I believe that the Constitution’s meaning is fixed, that whatever the words signified in the era of the Founders is what they still express today. If you don’t like the meaning, the Constitution provides a way to change it. It’s not easy to change and that is entirely proper. It should be changed only after due deliberation.
That said, court decisions over the years have changed the original meaning, sometimes dramatically. The commerce clause has probably been the most abused section of the Consitution. My opinion. So while a reading of the Consitution is easy and straight forward, knowing how federal case has defined and altered what you think it means it is a life's work.
A personal note. I was President of a national organization for some years.

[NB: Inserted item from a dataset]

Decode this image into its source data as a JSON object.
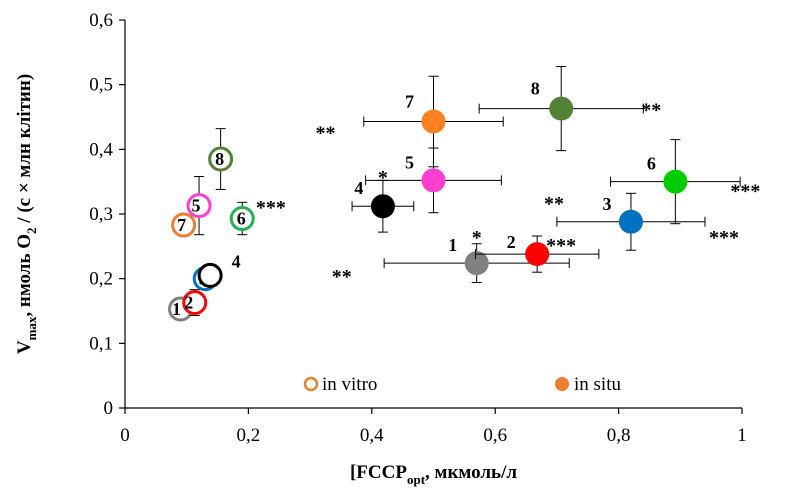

That Constitution provided the means to amend it, but only after the proposed changes were published to members three months in advance of a vote. This prevented the members from adopting knee-jerk proposals that were sometimes advanced at annual meetings. When these great ideas were put forward, I would remind them that we could take a straw vote right now, but that it would only indicate the support for the idea and that if the idea was to be adopted the Constitution’s prescribed means for changes would have to be followed. That always ended it as no one felt strongly enough about it to put it writing and proceed.
I recount this to show that while the means to change the Constitution are present, we are all a bit lazy to make the effort. We favor using the courts to chip away at changes.
On the other hand, knee-jerk changes protect all of us. Always remember that democracy led to condemning Socrates on a whim.